Belle affiche entre Pouille et Nishioka qui se sont déjà affrontés une fois à Brisbane en 2016 dans un match en trois sets d’une intensité surprenante dans lequel Lucas Pouille avait su venir à bout de son adversaire malgré son statut d'outsider à l'époque. Beaucoup de chemin a été parcouru pour ces deux joueurs : le nippon n'avait pas encore fait son entrée dans le top 100 et le Français attendait de disputer sa première finale en carrière sur le circuit ATP. Malheureusement pour le japonais, une longue et douloureuse blessure aux ligaments croisés l’éloignera des terrains pendant presque un an, entre 2017 et 2018. Mais à son retour, il s’adjugera son premier titre à Shenzhen face à Pierre Hugues Herbert, ce qui est encore aujourd’hui sa seule finale sur le circuit principal.

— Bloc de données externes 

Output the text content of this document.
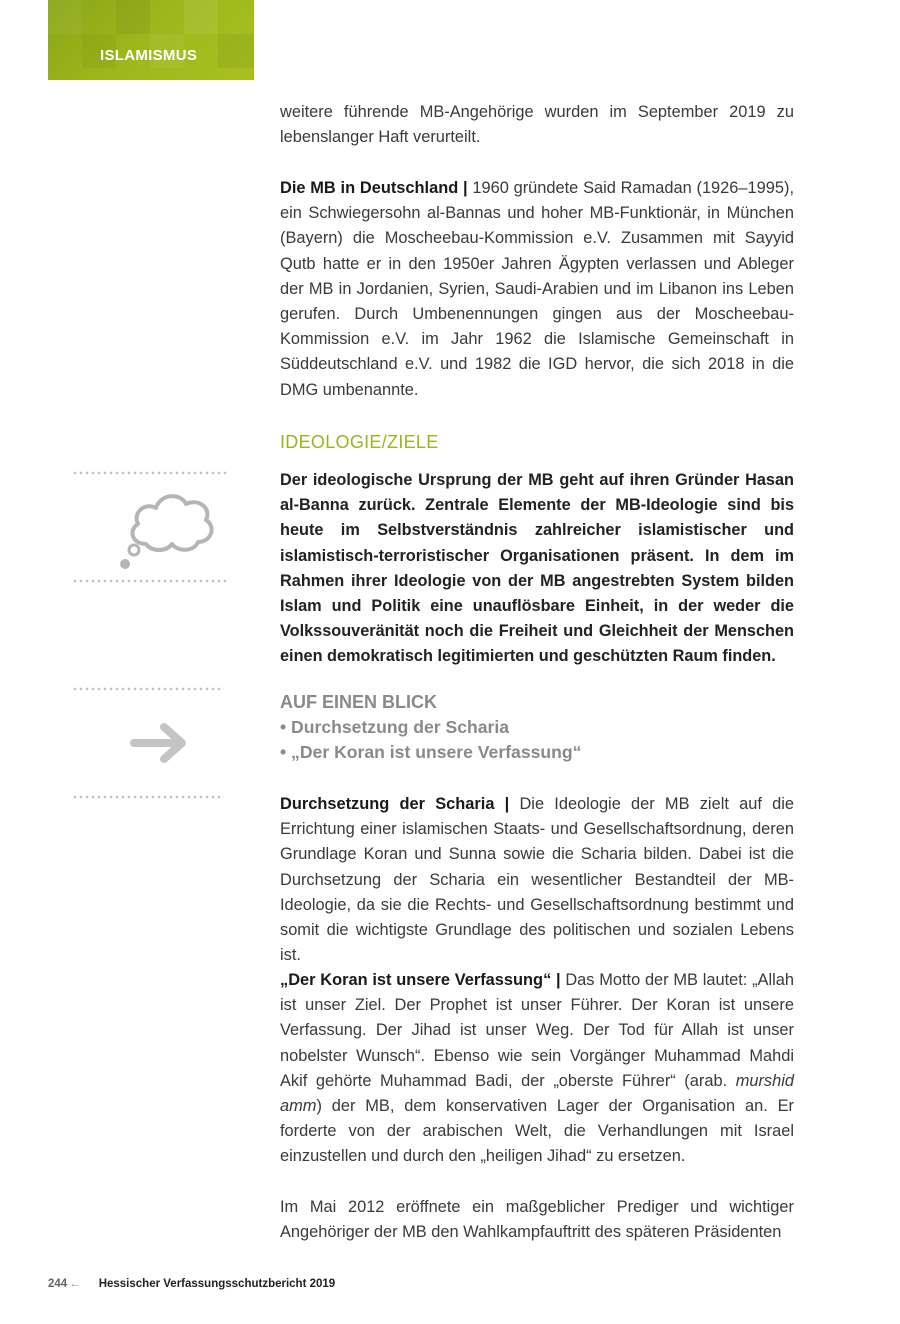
ISLAMISMUS

weitere führende MB-Angehörige wurden im September 2019 zu lebenslanger Haft verurteilt.

Die MB in Deutschland | 1960 gründete Said Ramadan (1926–1995), ein Schwiegersohn al-Bannas und hoher MB-Funktionär, in München (Bayern) die Moscheebau-Kommission e.V. Zusammen mit Sayyid Qutb hatte er in den 1950er Jahren Ägypten verlassen und Ableger der MB in Jordanien, Syrien, Saudi-Arabien und im Libanon ins Leben gerufen. Durch Umbenennungen gingen aus der Moscheebau-Kommission e.V. im Jahr 1962 die Islamische Gemeinschaft in Süddeutschland e.V. und 1982 die IGD hervor, die sich 2018 in die DMG umbenannte.

IDEOLOGIE/ZIELE

Der ideologische Ursprung der MB geht auf ihren Gründer Hasan al-Banna zurück. Zentrale Elemente der MB-Ideologie sind bis heute im Selbstverständnis zahlreicher islamistischer und islamistisch-terroristischer Organisationen präsent. In dem im Rahmen ihrer Ideologie von der MB angestrebten System bilden Islam und Politik eine unauflösbare Einheit, in der weder die Volkssouveränität noch die Freiheit und Gleichheit der Menschen einen demokratisch legitimierten und geschützten Raum finden.

AUF EINEN BLICK
• Durchsetzung der Scharia
• „Der Koran ist unsere Verfassung“

Durchsetzung der Scharia | Die Ideologie der MB zielt auf die Errichtung einer islamischen Staats- und Gesellschaftsordnung, deren Grundlage Koran und Sunna sowie die Scharia bilden. Dabei ist die Durchsetzung der Scharia ein wesentlicher Bestandteil der MB-Ideologie, da sie die Rechts- und Gesellschaftsordnung bestimmt und somit die wichtigste Grundlage des politischen und sozialen Lebens ist.

„Der Koran ist unsere Verfassung“ | Das Motto der MB lautet: „Allah ist unser Ziel. Der Prophet ist unser Führer. Der Koran ist unsere Verfassung. Der Jihad ist unser Weg. Der Tod für Allah ist unser nobelster Wunsch“. Ebenso wie sein Vorgänger Muhammad Mahdi Akif gehörte Muhammad Badi, der „oberste Führer“ (arab. murshid amm) der MB, dem konservativen Lager der Organisation an. Er forderte von der arabischen Welt, die Verhandlungen mit Israel einzustellen und durch den „heiligen Jihad“ zu ersetzen.

Im Mai 2012 eröffnete ein maßgeblicher Prediger und wichtiger Angehöriger der MB den Wahlkampfauftritt des späteren Präsidenten

244 ← Hessischer Verfassungsschutzbericht 2019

Lucas Pouille a lui été épargné par les blessures et fait son entrée dans le top 20 grâce notamment à un quart à l'US Open ou encore une demie à Melbourne. Malgré une belle saison 2018, Lucas s'est mis la pression avec son statut de numéro un français. Son année 2019 apparaît vraiment morne (24 victoires pour 22 défaites) avec énormément de mauvais résultats et d’éliminations précoces (10 défaites au premier tour en 20 tournois disputés). Lucas a même été contraint de se relancer en challenger à Bordeaux pour retrouver de la confiance et du temps de jeu. Son mariage mi-septembre a-t-il relancé le Nordiste ? En tout cas, son niveau de jeu s'est amélioré sur ces 3 dernières semaines avec trois matches convaincants à Metz face à Sonego, Krajinovic et Tsonga confirmés sur ce premier tour à Tokyo face à Hurkacz. Quand Lucas Pouille trouve le bon dosage entre prise de risque et patience avec une réussite dans ses frappes de balle et une bonne qualité de première balle, il est forcément très difficile à battre.

Sur le plan technique de cette confrontation, on est face à deux joueurs aux appétences et au style plutôt différents : quand Lucas Pouille va privilégier un jeu agressif porté vers l’avant, Nishioka va proposer quelque chose de bien plus défensif en frappant peut être moins fort la balle mais en cherchant à renvoyer sans cesse les attaques adverses. En somme, Yoshihito Nishioka propose un jeu un peu similaire à celui de la légende vivante de la balle jaune au Japon, Kei Nishikori. Il est intéressant de noter que le jeune nippon est gaucher, et que ce n’est jamais évident d’affronter un gaucher, surtout quand on est en manque de repères et de confiance, comme peut l’être Lucas Pouille sur cette saison. Le dernier match face à un gaucher pour le Français s'est plutôt bien déroulé à Montréal face à Denis Shapovalov qu’il a aisément dominé en deux sets mais le style de jeu du Canadien n'a rien à voir avec celui du Japonais. Les courts rapides de Tokyo refaits à neuf en prévision des JO 2020 peuvent favoriser le jeu de Pouille, qui s'adapte moins bien à la terre battue ou aux surfaces dures plus lentes comme à Indian Wells. 

Initialement outsider, la cote de Nishioka n'a cessé de chuter pour arriver presque à l'équilibre avec celle du Français. On pourrait assister à un match serré avec d’un coté Nishioka qui joue à domicile et ne voudra pas décevoir ses supporters et l'autre côté un Pouille qui semble avoir de bonnes sensations sur ce tournoi. Le jeu de Pouille est plus risqué que celui du nippon donc s’il veut se faciliter la tâche, le Français devra resté concentré, patient et appliqué car Nishioka a les qualité de contre pour faire jouer beaucoup de coups au tricolore. Le combat sera mental et physique et comme d'habitude avec Pouille, la clé du match sera sa qualité en première balle et son déchet dans ses frappes.